Renaming places lowers ties between India and China:

  • China has recently attempted to rename 11 places in Arunachal Pradesh.
  • The Chinese Ministry of Civil Affairs said it would “standardise” 11 place names in what China calls “South Tibet or Zangnan”, an area consistently controlled by India.
  • India has summarily rejected China’s attempt to lay claim over areas of Arunachal Pradesh.
  • It is China’s third list since 2017.
  • It is seen as a deliberate affront to India’s territorial sovereignty.
  • The Ministry of External Affairs statement, that “invented names” will not alter the reality that Arunachal Pradesh is an integral part of India, mirrors what India had said in 2021 when China “renamed” 15 places.
  • Previous attempts to rename places:
    • In 2017:
      • The move to rename places in Arunachal Pradesh in 2017was seen as retaliation after the Dalai Lama’s visit to Tawang.
      • In 2017, there were six names.
    • In 2021:
      • In 2021, the move followed China’s new “Land and State Border Law”, that virtually authorised the government to reclaim territories claimed by China.
      • It was seen as a way to reassert its claim over the State as a whole.

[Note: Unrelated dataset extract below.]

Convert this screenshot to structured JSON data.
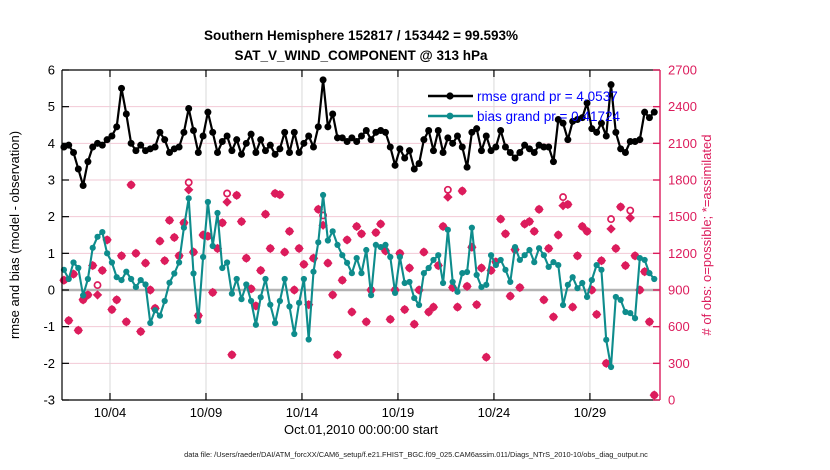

What could be the factors behind such move?

  • Indian Army Thwarted attempt by China’s PLA to transgress LAC:
    • The Indian Army rebuffed a PLA attempt to take over a post at Yangtse in the Tawang sector of the Line of Actual Control (LAC) in December 2022.
  • G20 meeting in Itanagar:
    • New Delhi’s decision to hold a G20 engagement group meeting on Innovation technology in Itanagar was boycotted by the Chinese embassy had boycotted.
  • Lack of meaningful dialogue:
    • The move by Chinese also reflects deteriorating ties and and the lack of meaningful dialogue for three years since the amassing of Chinese troops at the LAC in 2020 and transgressions that have led to scuffles, including the deadly encounter at Galwan.
    • Though many talk have been held and there has been disengagement at some standoff points, political relations have not been resumed.


Although the Government counters China’s false narrative and a renaming of areas that are firmly within India’s boundaries, it will be hard to prepare for a future course of action if it does not probe the reasons behind China’s moves and the motivation for its persistent aggressions.